I ask Pratyush what next for India. Their numbers are still low and things could go either way. He feels that these isolation measures are really important because the population in India is too dense that aiming for herd immunity is not an option. He feels that India has different issues in comparison to Europe. They do have staff shortages and their medical system is clustered in urban areas and it is an incredibly populous country. However, he points out to me that the average age expectancy is 65 in India and given that the elderly are disproportionately affected by COVID-19, he feels that this will be reflected in the overall mortality rates. Further to that, there is suggestion that the BCG vaccine is protective which would be a huge advantage for India if so, given the high rates of TB and the eradication programmes that have been ongoing. The high rates of malaria means that many are already on hydroxychloroquine which means that overall, although all of this is unproven, India may not have the tsunami that we are experiencing in Europe. Through my conversations with family doctors worldwide, I feel that the countries that have been dealing with infectious diseases have a different outlook on the coronavirus compared to those of us in Europe where infectious diseases have been almost entirely wiped out. I’m telling him about the anti-vaccine movements in the UK which demonstrates how far removed we have become from epidemics and outbreaks in my country. Perhaps this is why our populations are not dealing with it well with its stockpiling and sky-rocketing anxiety. It’s the first time that we don’t feel in control and perhaps the first time we have to understand the concept that disease can be mightier than the available medicine.

Pratyush and I reflect on how many people try to make direct comparisons between countries but we both think that this is futile.

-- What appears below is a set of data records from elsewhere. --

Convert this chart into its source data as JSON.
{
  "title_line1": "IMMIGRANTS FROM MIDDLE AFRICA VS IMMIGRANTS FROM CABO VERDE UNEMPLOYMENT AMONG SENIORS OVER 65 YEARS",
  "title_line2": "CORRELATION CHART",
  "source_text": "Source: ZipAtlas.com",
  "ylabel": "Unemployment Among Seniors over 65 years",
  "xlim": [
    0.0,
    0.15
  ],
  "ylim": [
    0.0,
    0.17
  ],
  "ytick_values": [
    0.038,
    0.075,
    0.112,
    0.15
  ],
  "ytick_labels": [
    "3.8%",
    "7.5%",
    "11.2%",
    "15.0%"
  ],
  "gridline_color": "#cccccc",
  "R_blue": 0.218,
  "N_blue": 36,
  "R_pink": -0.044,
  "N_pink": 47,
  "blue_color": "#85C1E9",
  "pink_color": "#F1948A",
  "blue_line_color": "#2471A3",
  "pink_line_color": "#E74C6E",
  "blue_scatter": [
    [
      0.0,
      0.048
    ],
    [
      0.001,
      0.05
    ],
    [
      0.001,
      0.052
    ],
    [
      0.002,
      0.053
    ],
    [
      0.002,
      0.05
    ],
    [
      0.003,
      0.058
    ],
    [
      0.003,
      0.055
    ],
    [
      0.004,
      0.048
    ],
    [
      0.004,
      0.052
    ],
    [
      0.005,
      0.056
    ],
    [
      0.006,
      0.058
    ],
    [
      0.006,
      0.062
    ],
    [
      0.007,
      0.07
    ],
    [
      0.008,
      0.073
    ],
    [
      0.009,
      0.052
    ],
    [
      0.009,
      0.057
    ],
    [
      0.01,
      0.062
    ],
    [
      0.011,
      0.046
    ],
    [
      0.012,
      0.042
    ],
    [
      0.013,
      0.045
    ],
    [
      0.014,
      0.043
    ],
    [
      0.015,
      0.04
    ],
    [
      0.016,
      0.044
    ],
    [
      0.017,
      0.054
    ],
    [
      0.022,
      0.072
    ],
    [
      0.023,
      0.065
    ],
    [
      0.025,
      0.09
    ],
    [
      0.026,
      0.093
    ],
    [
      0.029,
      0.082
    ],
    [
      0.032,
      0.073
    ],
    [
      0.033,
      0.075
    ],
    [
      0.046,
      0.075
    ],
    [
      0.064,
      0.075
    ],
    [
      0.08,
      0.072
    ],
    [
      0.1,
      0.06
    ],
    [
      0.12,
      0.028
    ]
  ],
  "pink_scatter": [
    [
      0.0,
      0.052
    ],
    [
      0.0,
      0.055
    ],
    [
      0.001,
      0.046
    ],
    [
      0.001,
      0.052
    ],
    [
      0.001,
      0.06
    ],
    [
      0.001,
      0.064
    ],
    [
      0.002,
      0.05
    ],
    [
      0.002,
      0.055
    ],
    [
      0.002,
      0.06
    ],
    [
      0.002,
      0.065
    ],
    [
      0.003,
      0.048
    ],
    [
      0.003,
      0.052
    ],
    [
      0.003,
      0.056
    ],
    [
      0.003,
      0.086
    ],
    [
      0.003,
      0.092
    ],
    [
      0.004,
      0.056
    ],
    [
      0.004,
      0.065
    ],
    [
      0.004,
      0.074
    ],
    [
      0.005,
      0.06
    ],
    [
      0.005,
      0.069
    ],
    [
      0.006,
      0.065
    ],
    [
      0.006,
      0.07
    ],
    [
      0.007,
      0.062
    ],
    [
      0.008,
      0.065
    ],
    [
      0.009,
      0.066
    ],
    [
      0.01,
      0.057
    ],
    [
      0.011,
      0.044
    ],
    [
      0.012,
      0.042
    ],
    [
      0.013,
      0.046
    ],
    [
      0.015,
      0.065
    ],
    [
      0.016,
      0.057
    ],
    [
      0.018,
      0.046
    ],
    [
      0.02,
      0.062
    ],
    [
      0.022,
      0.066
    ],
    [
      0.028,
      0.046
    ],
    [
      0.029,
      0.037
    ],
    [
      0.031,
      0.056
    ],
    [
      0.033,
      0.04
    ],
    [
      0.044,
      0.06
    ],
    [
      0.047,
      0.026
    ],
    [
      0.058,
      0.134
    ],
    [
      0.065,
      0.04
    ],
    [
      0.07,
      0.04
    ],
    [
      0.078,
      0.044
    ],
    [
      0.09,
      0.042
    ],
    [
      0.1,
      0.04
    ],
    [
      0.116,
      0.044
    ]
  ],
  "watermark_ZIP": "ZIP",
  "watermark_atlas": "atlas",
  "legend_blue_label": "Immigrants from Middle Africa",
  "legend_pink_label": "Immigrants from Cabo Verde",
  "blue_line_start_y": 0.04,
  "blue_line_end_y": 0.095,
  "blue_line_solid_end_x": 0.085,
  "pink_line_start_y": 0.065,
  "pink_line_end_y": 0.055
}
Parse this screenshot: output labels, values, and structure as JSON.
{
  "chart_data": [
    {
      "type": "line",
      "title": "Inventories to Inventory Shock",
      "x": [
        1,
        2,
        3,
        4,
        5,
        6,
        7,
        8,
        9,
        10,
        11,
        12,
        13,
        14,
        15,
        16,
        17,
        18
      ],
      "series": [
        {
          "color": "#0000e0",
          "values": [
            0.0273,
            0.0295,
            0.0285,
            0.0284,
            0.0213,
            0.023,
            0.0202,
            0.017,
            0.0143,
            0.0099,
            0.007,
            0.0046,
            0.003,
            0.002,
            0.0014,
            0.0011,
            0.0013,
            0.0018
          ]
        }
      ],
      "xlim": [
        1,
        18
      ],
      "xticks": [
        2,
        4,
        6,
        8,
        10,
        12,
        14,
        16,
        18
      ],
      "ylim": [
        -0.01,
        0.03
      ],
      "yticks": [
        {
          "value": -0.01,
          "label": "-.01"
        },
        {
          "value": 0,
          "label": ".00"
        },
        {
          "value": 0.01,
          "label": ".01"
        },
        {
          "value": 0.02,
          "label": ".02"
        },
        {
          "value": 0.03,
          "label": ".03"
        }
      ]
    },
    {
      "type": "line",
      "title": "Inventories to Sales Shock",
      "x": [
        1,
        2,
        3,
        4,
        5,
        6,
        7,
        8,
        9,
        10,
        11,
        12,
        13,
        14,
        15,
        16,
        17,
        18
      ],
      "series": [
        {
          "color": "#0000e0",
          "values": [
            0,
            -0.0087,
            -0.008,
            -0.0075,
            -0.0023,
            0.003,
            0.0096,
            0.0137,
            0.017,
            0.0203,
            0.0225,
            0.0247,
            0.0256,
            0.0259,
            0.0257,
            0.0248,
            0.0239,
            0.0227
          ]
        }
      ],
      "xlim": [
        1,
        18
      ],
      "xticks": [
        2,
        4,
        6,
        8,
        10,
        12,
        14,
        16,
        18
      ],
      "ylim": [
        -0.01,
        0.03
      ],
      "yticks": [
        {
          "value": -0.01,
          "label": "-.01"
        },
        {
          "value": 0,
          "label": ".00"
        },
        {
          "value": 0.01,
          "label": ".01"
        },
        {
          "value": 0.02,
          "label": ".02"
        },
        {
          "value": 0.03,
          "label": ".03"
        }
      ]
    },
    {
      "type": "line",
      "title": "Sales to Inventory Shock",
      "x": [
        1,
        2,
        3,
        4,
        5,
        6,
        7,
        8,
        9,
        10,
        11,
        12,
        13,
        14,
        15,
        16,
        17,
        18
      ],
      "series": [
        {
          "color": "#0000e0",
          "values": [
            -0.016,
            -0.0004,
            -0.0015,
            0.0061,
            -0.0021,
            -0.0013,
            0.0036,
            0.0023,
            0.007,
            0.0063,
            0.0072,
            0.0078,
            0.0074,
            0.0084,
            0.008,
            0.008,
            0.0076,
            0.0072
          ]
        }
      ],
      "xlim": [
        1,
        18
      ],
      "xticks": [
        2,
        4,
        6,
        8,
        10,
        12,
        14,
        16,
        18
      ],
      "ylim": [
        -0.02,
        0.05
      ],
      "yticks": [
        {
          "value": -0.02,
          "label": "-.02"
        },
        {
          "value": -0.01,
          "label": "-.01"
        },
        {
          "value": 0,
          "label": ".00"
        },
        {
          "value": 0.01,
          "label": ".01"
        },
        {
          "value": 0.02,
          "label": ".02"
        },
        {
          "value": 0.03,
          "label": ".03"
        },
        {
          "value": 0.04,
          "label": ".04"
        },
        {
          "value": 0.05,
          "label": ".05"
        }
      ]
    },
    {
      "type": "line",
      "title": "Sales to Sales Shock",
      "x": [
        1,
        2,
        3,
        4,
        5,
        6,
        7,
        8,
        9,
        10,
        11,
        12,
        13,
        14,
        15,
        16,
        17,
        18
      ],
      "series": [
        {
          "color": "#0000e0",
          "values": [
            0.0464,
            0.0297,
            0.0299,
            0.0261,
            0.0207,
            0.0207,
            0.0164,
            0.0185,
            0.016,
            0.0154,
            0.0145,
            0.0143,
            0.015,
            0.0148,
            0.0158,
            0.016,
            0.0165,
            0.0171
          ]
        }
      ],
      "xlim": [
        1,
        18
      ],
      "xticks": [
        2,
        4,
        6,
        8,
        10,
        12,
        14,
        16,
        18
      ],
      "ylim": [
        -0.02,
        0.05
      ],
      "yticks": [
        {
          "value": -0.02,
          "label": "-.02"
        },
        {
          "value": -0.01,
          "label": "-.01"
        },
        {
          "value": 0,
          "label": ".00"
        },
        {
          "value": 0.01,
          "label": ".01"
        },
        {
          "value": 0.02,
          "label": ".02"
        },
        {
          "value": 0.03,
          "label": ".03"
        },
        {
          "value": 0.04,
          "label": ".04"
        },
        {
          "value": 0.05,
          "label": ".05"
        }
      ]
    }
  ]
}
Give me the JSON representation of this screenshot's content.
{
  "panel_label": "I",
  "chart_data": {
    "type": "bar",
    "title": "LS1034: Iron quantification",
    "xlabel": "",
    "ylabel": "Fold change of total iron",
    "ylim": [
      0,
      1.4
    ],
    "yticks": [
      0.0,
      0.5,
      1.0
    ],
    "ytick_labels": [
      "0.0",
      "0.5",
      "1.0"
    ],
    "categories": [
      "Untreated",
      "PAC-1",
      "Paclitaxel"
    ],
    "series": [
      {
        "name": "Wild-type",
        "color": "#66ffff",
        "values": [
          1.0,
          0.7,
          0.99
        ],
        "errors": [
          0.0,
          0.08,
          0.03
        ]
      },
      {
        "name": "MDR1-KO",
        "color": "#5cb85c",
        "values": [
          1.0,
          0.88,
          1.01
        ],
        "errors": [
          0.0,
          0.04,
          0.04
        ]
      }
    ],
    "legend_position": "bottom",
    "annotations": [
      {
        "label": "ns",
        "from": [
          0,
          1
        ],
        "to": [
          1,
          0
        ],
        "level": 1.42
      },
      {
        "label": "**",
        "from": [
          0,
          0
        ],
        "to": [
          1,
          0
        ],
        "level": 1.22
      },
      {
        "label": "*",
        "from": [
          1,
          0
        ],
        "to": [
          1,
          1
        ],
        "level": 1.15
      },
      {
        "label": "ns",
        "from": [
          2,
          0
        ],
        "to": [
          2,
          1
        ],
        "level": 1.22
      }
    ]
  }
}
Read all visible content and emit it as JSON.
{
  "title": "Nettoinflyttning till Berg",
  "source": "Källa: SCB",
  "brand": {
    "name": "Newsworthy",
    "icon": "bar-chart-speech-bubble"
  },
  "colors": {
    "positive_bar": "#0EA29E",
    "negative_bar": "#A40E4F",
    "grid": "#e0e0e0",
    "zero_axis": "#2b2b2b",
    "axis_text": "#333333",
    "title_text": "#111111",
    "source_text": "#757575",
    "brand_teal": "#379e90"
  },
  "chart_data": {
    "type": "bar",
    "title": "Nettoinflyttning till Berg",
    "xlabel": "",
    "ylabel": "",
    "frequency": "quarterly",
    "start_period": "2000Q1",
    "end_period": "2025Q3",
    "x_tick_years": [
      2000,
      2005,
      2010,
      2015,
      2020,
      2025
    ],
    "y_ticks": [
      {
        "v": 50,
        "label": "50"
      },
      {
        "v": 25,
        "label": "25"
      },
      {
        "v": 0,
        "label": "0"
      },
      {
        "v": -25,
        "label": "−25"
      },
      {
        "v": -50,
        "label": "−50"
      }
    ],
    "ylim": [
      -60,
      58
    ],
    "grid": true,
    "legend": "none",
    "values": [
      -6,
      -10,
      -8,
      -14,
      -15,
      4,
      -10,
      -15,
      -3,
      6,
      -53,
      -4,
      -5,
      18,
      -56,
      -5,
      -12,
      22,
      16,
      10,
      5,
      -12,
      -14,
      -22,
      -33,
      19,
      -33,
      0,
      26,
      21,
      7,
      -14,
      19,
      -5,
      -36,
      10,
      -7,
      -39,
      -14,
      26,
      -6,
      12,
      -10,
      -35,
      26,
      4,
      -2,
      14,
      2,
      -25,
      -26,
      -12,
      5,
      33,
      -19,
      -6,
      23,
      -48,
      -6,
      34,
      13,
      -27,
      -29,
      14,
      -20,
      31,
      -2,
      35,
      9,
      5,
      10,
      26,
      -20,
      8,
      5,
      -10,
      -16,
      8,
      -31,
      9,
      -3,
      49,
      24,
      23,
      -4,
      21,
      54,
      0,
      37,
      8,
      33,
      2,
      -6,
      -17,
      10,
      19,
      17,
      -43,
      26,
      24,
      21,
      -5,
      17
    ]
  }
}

There are different demographics, different diet patterns, different living patterns and it appears that everything matters in the fight against this disease. The charts of confirmed cases and deaths only looks like a competition charts and we’re both feeling that you cannot impose the same restrictions as another country without thinking of all the implications.

I thank Pratyush for the time he gave for the interview and for all the work he does for WONCA. I also wish him and his colleagues in India my heartfelt wishes and I hope that one day we can meet in your beautiful and unique country.